Since upon transformation from log-odds to odds we exponentiate, for a line with gradient $m$, it works out that odds are multiplied by a factor of $e^m$ when the factor on the x-axis rises by 1 standard deviation. Since each coefficient is the gradient m, we can say that a rise of 1 standard deviation in a factor X multiplies the odds of default by $e^{coefficient}$.  
For example, the coefficient of interest rate was 0.475. This means that when interest rate rises by 1 standard deviation from the mean, the log-odds rise by 0.475, and the odds of default are multiplied by $e^{0.475}=1.608$. This means if we go 2 standard deviations, the odds of default are multiplied by $1.608^2=2.586$.
For term, the coefficient was 0.385, and so the log-odds rise by 0.385, and the odds of default rise by $e^{0.385}=1.470$ for each additional standard deviation.


### Assumptions Inherent to MLE

When using MLE, we make a few assumptions, including:

- Data points are i.i.d. Independence is necessary because we calculate likelihood by multiplying together each event's probability.
  - Plausibility: likely.
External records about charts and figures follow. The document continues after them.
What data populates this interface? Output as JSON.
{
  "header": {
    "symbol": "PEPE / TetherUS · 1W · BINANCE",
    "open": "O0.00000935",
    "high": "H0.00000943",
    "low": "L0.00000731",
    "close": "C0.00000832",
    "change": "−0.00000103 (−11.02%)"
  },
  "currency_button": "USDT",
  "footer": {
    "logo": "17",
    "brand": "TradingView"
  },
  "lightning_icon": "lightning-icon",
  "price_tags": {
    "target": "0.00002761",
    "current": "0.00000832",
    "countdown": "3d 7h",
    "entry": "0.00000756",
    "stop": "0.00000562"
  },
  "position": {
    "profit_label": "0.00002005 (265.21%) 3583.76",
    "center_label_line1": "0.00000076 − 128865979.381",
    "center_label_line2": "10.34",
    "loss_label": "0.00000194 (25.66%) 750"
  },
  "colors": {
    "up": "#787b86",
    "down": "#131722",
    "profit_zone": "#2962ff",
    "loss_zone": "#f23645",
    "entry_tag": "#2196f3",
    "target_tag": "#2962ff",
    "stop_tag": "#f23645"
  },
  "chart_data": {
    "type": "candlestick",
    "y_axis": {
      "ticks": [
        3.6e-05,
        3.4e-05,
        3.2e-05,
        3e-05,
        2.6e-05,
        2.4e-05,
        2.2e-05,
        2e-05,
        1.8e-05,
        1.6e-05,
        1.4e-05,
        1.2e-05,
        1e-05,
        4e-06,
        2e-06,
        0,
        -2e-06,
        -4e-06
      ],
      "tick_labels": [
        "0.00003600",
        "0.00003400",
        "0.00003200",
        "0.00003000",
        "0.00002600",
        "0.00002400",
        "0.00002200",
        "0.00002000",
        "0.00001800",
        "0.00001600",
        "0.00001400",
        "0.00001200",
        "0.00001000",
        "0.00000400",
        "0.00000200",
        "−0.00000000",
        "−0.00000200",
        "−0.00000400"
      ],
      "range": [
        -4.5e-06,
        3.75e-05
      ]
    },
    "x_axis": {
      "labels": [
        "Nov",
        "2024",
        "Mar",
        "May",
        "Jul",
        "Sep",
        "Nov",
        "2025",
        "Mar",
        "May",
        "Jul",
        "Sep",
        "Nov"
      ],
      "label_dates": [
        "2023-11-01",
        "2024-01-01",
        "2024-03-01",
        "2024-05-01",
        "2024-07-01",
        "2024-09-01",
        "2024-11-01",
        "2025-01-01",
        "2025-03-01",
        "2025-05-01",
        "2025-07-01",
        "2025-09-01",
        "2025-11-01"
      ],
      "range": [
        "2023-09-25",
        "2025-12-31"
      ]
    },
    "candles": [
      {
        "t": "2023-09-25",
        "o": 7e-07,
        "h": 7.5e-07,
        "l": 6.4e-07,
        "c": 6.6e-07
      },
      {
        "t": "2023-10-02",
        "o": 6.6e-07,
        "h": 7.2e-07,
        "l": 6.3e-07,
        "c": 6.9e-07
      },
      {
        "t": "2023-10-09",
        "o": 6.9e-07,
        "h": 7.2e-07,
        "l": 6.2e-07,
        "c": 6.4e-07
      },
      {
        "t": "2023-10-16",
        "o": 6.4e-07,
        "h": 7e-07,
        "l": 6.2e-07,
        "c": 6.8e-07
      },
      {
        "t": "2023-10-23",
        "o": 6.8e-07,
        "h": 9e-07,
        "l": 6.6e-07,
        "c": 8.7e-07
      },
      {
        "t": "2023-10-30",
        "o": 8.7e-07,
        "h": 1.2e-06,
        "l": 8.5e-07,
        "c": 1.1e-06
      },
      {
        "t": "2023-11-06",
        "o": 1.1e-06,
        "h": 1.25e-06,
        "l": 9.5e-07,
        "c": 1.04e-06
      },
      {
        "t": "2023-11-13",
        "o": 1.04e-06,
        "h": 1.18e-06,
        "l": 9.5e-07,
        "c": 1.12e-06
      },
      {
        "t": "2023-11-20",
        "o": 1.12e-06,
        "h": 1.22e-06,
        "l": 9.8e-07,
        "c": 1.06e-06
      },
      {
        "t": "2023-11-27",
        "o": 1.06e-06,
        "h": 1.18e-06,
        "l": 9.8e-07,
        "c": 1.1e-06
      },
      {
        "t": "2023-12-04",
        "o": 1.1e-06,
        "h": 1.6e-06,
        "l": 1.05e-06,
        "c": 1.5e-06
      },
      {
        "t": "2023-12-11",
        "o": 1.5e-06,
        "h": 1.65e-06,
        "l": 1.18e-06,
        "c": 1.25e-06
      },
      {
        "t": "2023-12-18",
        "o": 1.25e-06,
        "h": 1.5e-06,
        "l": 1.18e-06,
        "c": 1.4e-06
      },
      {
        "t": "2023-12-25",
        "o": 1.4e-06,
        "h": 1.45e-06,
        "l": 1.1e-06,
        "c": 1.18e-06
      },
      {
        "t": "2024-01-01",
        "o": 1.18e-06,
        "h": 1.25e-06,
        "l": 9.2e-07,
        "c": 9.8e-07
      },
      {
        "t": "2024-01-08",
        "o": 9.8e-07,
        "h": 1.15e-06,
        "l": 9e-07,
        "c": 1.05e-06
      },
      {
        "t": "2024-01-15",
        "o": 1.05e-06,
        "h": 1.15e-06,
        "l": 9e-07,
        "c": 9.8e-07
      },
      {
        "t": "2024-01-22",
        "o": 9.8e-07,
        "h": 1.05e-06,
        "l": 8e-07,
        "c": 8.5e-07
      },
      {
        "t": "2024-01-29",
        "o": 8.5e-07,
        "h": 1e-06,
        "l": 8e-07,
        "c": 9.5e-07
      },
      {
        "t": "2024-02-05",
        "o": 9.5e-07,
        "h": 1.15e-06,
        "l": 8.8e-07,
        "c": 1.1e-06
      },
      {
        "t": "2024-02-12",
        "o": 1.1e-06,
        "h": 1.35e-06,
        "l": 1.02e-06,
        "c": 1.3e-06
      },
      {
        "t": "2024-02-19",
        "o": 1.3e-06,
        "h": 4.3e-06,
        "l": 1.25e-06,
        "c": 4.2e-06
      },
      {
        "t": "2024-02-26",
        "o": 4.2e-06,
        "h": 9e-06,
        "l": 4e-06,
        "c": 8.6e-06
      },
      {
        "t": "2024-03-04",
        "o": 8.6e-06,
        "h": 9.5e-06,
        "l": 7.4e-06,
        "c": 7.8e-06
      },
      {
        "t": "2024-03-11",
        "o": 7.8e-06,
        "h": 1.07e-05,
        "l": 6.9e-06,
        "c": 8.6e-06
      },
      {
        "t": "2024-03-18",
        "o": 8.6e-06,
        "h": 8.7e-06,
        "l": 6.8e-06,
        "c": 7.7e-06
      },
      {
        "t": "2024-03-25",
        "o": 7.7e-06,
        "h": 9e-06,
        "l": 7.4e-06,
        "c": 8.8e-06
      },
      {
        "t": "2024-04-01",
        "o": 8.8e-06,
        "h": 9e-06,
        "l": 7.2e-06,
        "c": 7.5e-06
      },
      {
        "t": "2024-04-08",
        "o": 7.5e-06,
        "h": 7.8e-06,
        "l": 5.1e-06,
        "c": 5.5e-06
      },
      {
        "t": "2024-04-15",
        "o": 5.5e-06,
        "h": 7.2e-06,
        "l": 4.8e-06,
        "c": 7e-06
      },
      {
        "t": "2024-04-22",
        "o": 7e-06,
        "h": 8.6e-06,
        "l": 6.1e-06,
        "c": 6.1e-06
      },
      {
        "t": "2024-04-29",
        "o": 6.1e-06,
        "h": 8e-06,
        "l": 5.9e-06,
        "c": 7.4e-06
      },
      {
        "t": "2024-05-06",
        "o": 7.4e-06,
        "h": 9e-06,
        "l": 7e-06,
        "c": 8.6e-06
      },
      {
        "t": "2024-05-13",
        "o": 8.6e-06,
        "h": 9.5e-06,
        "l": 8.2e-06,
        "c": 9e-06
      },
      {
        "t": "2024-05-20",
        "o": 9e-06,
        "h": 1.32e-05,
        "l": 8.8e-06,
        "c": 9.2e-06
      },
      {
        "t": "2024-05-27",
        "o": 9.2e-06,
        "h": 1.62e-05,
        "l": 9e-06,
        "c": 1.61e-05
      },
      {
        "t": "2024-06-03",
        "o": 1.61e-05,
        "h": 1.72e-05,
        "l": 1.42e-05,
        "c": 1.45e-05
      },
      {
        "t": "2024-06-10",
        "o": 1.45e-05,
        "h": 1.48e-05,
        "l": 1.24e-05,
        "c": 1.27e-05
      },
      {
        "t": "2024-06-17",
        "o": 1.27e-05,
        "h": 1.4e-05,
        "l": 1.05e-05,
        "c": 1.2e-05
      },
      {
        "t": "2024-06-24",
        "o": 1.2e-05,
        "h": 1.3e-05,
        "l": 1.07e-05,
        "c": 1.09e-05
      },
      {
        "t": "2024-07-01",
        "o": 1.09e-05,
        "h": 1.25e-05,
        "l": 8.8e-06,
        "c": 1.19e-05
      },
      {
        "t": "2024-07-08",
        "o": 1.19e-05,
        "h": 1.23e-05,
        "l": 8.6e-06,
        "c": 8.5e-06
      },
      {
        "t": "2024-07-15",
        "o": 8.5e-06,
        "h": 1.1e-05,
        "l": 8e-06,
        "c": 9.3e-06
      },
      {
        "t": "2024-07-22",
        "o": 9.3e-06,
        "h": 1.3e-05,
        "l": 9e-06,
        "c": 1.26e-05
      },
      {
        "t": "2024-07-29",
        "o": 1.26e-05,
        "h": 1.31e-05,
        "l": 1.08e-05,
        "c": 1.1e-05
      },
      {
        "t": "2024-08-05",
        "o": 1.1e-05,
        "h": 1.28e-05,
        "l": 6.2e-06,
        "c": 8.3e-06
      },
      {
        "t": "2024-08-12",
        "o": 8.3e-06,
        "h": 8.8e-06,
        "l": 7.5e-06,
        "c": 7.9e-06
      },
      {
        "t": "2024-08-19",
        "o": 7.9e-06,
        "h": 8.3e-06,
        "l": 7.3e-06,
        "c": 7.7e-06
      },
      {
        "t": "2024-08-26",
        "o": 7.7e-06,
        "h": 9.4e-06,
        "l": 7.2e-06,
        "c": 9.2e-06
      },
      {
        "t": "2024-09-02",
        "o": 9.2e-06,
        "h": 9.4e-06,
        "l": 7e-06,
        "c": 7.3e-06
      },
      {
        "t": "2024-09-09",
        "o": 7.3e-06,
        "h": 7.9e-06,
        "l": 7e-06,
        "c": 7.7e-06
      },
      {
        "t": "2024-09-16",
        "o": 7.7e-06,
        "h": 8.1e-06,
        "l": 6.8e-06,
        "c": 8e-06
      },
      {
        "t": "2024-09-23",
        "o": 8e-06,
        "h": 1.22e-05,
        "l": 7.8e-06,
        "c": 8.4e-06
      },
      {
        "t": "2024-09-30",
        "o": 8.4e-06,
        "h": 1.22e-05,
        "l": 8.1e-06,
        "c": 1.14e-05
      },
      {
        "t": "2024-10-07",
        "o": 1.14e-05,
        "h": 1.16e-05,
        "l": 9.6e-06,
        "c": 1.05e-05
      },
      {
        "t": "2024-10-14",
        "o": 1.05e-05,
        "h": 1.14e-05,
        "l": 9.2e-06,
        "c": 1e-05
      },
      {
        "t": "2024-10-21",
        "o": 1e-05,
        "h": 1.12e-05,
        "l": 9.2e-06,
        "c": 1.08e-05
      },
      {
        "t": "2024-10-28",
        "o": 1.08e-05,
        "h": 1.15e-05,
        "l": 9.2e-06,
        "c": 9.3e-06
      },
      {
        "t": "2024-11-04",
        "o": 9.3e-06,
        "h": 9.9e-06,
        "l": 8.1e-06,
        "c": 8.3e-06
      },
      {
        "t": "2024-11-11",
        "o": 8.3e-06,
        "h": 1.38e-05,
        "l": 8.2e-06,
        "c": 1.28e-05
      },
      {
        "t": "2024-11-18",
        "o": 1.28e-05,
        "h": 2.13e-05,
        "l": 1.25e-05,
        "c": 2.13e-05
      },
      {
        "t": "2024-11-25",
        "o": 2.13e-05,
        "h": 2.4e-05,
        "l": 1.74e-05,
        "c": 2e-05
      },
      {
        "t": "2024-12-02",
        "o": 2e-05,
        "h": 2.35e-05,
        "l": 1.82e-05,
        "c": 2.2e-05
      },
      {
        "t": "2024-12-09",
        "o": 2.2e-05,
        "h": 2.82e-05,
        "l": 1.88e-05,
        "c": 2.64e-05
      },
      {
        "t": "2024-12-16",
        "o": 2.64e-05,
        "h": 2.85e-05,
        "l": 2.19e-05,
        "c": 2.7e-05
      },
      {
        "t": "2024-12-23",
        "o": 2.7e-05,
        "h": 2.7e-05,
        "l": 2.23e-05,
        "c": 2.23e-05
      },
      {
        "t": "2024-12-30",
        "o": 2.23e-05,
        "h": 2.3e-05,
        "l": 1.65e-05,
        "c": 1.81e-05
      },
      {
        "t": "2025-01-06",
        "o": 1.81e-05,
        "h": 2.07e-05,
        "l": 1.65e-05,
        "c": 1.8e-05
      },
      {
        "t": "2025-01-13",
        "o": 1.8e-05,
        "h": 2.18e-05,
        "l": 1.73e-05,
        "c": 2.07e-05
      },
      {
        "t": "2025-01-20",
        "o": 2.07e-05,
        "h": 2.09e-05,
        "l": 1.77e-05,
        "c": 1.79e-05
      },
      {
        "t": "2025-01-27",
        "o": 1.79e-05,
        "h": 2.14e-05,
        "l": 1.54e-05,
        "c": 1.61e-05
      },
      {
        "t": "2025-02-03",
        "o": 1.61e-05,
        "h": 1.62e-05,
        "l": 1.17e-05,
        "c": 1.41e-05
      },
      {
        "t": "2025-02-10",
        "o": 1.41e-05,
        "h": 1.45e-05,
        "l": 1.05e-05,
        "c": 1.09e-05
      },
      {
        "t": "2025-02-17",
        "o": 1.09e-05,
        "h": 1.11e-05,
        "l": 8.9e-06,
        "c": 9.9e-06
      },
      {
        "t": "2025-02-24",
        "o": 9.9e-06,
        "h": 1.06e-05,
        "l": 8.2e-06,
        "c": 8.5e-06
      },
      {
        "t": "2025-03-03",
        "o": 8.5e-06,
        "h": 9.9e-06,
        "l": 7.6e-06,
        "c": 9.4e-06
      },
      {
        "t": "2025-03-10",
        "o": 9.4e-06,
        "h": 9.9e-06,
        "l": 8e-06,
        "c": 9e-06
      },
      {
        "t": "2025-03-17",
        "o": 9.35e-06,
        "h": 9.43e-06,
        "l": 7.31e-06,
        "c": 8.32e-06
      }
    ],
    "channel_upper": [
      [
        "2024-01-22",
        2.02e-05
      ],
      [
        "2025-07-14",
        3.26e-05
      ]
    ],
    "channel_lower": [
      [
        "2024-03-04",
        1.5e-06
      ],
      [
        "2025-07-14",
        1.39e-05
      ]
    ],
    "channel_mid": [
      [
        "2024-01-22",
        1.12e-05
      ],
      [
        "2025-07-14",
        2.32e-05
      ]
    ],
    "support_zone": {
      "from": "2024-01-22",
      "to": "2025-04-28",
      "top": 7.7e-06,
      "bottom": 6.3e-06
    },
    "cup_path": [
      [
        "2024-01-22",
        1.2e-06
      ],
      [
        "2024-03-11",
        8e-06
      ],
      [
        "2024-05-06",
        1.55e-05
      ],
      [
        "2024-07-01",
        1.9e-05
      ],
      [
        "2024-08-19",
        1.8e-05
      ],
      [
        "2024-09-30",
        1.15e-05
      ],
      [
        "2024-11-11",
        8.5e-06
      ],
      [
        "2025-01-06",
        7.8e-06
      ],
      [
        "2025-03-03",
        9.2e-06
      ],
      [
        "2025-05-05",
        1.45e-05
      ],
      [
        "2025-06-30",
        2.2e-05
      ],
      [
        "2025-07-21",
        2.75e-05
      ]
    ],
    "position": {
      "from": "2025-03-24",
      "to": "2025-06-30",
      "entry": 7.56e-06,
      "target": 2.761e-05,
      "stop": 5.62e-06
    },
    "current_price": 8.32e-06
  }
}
Independence and identical distribution are likely here because someone defaulting/paying back a loan is unlikely to affect others. However, it is possible that some act of God like a recession would influence lots of people to default, and then others would follow suit, thus violating independence. But this is unlikely.
- The data follows a Bernoulli distribution. This is necessary because we're minimising the error based on the data only being able to take values 0 or 1.
  - Plausibility: certain. It's definitionally true that the outcome variable is binary, as the only two options are 'Defaulted' and 'Fully Paid.'
- The relationship between the factors and the log-odds (which is then transfromed to probability) of default is linear.
  - Plausibility: debatable. It's not obvious whether, say, probability of default explodes once you get below $30k annual income or say, shrinks to nothing once the loan amount goes below $5k.
- The sample size is large to reduce the effects of outliers and produce an unbiased estimate.
  - Plausibility: certain. N > 17000, which is very large.


## A Discussion on the Dataset's Selection Bias

The dataset used in this project contains only loans that were approved by LendingClub. This means that any predictive probabilities produced by the logistic regression model are interpreted as on the condition that they were approved. The model is estimating $P(Default | X\cap Approved)$, rather than the true population probability $P(Default | X)$.  
Furthermore, LendingClub's approval filter may distort or obscure the relationships between a factor and the outcome. For example, it's possible LC rejects any applicant with a FICO score below a certain threshold, and so this may result in underestimating the effect of FICO score on probability of rejection, since we're only seeing people with decent FICO scores. To explain further: let's say that in the dataset we have access to, FICO score carries only a moderate weight. This is very plausible since to get approved by LC, you must at least have a decent FICO score, so there won't be a huge variety of scores, and so it's not much of an indicator of default. But if you're using this model to decide whether to approve the loan of some applicant, and they have a very low FICO score, but it's only weighted moderately in the decision, then they might get approved when they should not have.  
Lastly, coefficients cannot be treated as population-wide truths, since as mentioned above, different factors may carry different weights in different subsets of the population. For example, in the subset of the population with decent FICO scores (which the dataset is likely to be), differences in FICO score become less important as the variance is lower than is natural, and perhaps in this subset of the population DTI becomes more important as an indicator of default, even though in the general population it makes only a marginal difference. And in the general population, where we haven't filtered for good FICO scores, FICO score may be a stronger indicator.